Le retour à l’intime quant à lui est nécessaire dans un monde où « nous vivons tous dépliés dans un univers panoptique. On est sans cesse sous le regard de l’autre, du fait de l’évolution des technologies et aussi de cette douce, insidieuse et forte pression du surmoi social. On se sent obligé de tout dire et d’exprimer à nos enfants, nos conjoints à peu près tout de notre vie intérieure. Les espaces très préservés, comme le silence ou la prière, deviennent de grands luxes », dit-elle.

Pour préserver sa vie privée, il faut accepter de prendre à contre-pied le courant général. Et son époque, à rebrousse-poil ! Maintenir des zones secrètes, protéger son intimité. Ne pas céder à la performance à tout prix pour faire comme les autres. C'est notamment ce que font beaucoup de jeunes dont les pratiques à risques se multiplient, y compris les « postures pornographiques », souligne la philosophe. En gros, il y a autre chose que la transgression pour s’affirmer et exister. Prendre en compte ce que l’on ressent. Davantage que ce que l’on est sensé faire, ou que le groupe attend de nous.

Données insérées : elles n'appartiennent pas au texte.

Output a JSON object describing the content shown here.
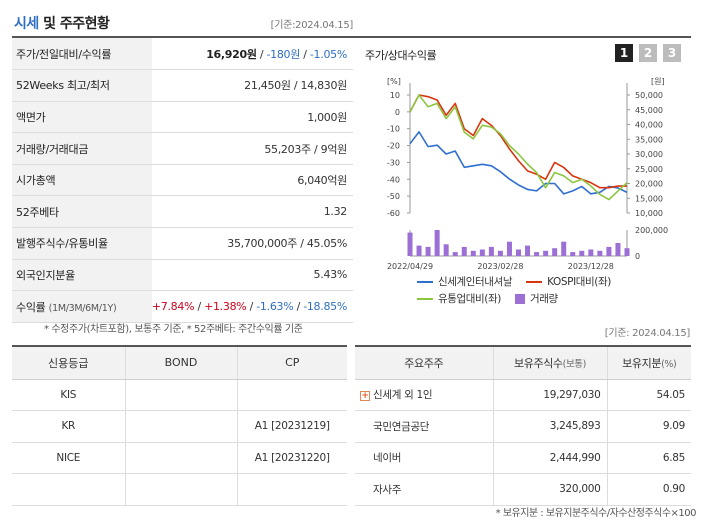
{
  "header": {
    "title_part1": "시세",
    "title_part2": "및 주주현황",
    "date": "[기준:2024.04.15]"
  },
  "info": [
    {
      "label": "주가/전일대비/수익률",
      "price": "16,920원",
      "change": "-180원",
      "rate": "-1.05%"
    },
    {
      "label": "52Weeks 최고/최저",
      "value": "21,450원 / 14,830원"
    },
    {
      "label": "액면가",
      "value": "1,000원"
    },
    {
      "label": "거래량/거래대금",
      "value": "55,203주 / 9억원"
    },
    {
      "label": "시가총액",
      "value": "6,040억원"
    },
    {
      "label": "52주베타",
      "value": "1.32"
    },
    {
      "label": "발행주식수/유통비율",
      "value": "35,700,000주 / 45.05%"
    },
    {
      "label": "외국인지분율",
      "value": "5.43%"
    },
    {
      "label": "수익률",
      "label_sub": "(1M/3M/6M/1Y)",
      "r1m": "+7.84%",
      "r3m": "+1.38%",
      "r6m": "-1.63%",
      "r1y": "-18.85%"
    }
  ],
  "note1": "* 수정주가(차트포함), 보통주 기준, * 52주베타: 주간수익률 기준",
  "date2": "[기준: 2024.04.15]",
  "chart": {
    "title": "주가/상대수익률",
    "tabs": [
      "1",
      "2",
      "3"
    ],
    "active_tab": 0,
    "left_unit": "[%]",
    "right_unit": "[원]",
    "vol_tick": "200,000",
    "vol_zero": "0",
    "legend": [
      {
        "name": "신세계인터내셔날",
        "color": "#2f6fd0",
        "kind": "line"
      },
      {
        "name": "KOSPI대비(좌)",
        "color": "#d8340f",
        "kind": "line"
      },
      {
        "name": "유통업대비(좌)",
        "color": "#8cc63f",
        "kind": "line"
      },
      {
        "name": "거래량",
        "color": "#9b6fd6",
        "kind": "bar"
      }
    ]
  },
  "chart_data": {
    "type": "line",
    "x": [
      "2022/04",
      "2022/05",
      "2022/06",
      "2022/07",
      "2022/08",
      "2022/09",
      "2022/10",
      "2022/11",
      "2022/12",
      "2023/01",
      "2023/02",
      "2023/03",
      "2023/04",
      "2023/05",
      "2023/06",
      "2023/07",
      "2023/08",
      "2023/09",
      "2023/10",
      "2023/11",
      "2023/12",
      "2024/01",
      "2024/02",
      "2024/03",
      "2024/04"
    ],
    "x_ticks": [
      "2022/04/29",
      "2023/02/28",
      "2023/12/28"
    ],
    "y_left_ticks": [
      10,
      0,
      -10,
      -20,
      -30,
      -40,
      -50,
      -60
    ],
    "y_right_ticks": [
      "50,000",
      "45,000",
      "40,000",
      "35,000",
      "30,000",
      "25,000",
      "20,000",
      "15,000",
      "10,000"
    ],
    "y_left_range": [
      -60,
      10
    ],
    "y_right_range": [
      10000,
      50000
    ],
    "series": [
      {
        "name": "신세계인터내셔날",
        "axis": "right",
        "values": [
          33500,
          37500,
          32500,
          33000,
          30000,
          31000,
          25500,
          26000,
          26500,
          26000,
          24000,
          21500,
          19500,
          18000,
          17500,
          20000,
          20000,
          16500,
          17500,
          19000,
          16500,
          17000,
          19000,
          18500,
          17000
        ]
      },
      {
        "name": "KOSPI대비(좌)",
        "axis": "left",
        "values": [
          0,
          10,
          9,
          7,
          -2,
          5,
          -10,
          -14,
          -4,
          -8,
          -14,
          -22,
          -29,
          -35,
          -37,
          -40,
          -30,
          -33,
          -38,
          -40,
          -42,
          -45,
          -45,
          -44,
          -44
        ]
      },
      {
        "name": "유통업대비(좌)",
        "axis": "left",
        "values": [
          0,
          10,
          3,
          5,
          -4,
          3,
          -12,
          -16,
          -8,
          -9,
          -13,
          -20,
          -25,
          -31,
          -36,
          -45,
          -36,
          -38,
          -42,
          -40,
          -44,
          -49,
          -52,
          -47,
          -42
        ]
      },
      {
        "name": "거래량",
        "axis": "volume",
        "values": [
          180000,
          80000,
          70000,
          200000,
          90000,
          30000,
          70000,
          40000,
          50000,
          70000,
          40000,
          110000,
          50000,
          80000,
          30000,
          40000,
          60000,
          110000,
          30000,
          40000,
          50000,
          40000,
          70000,
          100000,
          60000
        ]
      }
    ],
    "volume_range": [
      0,
      200000
    ]
  },
  "credit": {
    "headers": [
      "신용등급",
      "BOND",
      "CP"
    ],
    "rows": [
      [
        "KIS",
        "",
        ""
      ],
      [
        "KR",
        "",
        "A1 [20231219]"
      ],
      [
        "NICE",
        "",
        "A1 [20231220]"
      ],
      [
        "",
        "",
        ""
      ]
    ]
  },
  "holders": {
    "headers": [
      "주요주주",
      "보유주식수",
      "(보통)",
      "보유지분",
      "(%)"
    ],
    "rows": [
      {
        "name": "신세계 외 1인",
        "shares": "19,297,030",
        "pct": "54.05",
        "expandable": true
      },
      {
        "name": "국민연금공단",
        "shares": "3,245,893",
        "pct": "9.09",
        "expandable": false
      },
      {
        "name": "네이버",
        "shares": "2,444,990",
        "pct": "6.85",
        "expandable": false
      },
      {
        "name": "자사주",
        "shares": "320,000",
        "pct": "0.90",
        "expandable": false
      }
    ],
    "expand_symbol": "+"
  },
  "note2": "* 보유지분 : 보유지분주식수/자수산정주식수×100"
}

Évidemment, à l’heure des réseaux sociaux, aller à contre-courant, notamment pour les jeunes, peut se révéler hardu. En effet, les réseaux sont propices au grand dévoilement. Même si, finalement, la réalité est biaisée : « le problème de Facebook est le suivant : une idée postée a de la valeur parce qu’elle est choisie par d’autres. C’est le règne implacable du j’aime parce que tu aimes », explique Anne Dufourmantelle au Figaro. Sur son blog, la bloggeuse Garance Doré n’écrit pas autre chose : « Ce sont les likes qui guident le contenu – la plupart des sites sont à la course aux likes donc ils font du contenu dont ils sont sûrs du succès. » Autre danger des réseaux sociaux, dit Anne Dufourmantelle, « on y trouve des personnalités leaders auxquelles tout le monde adhère. »

Et dans un couple, faut-il aussi tout dire ? Pour Anne Dufourmantelle, « je pense qu’il est préférable de ne pas tenter de percer les secrets du conjoint. Les progrès de la technologie nous invitent à tout vérifier via les ordinateurs, les portables (…) Il faut savoir ignorer cet arsenal même si c’est difficile. Le vrai luxe, c’est de savoir que l’on peut espionner son amoureux et choisir de ne pas le faire. » En somme, l’ignorance protège ? Oui. Et préserver sa petite zone d’ombre, ou son jardin secret serait très bénéfique. Une façon de s’opposer de manière « positive à l’air du temps. » Le Jardin secret « aide l’individu à penser par lui-même, à devenir un peu plus dense et à se moquer des diktats de l’époque. » Et toc.

Défense du secret, Anne Dufourmantelle, (Payot).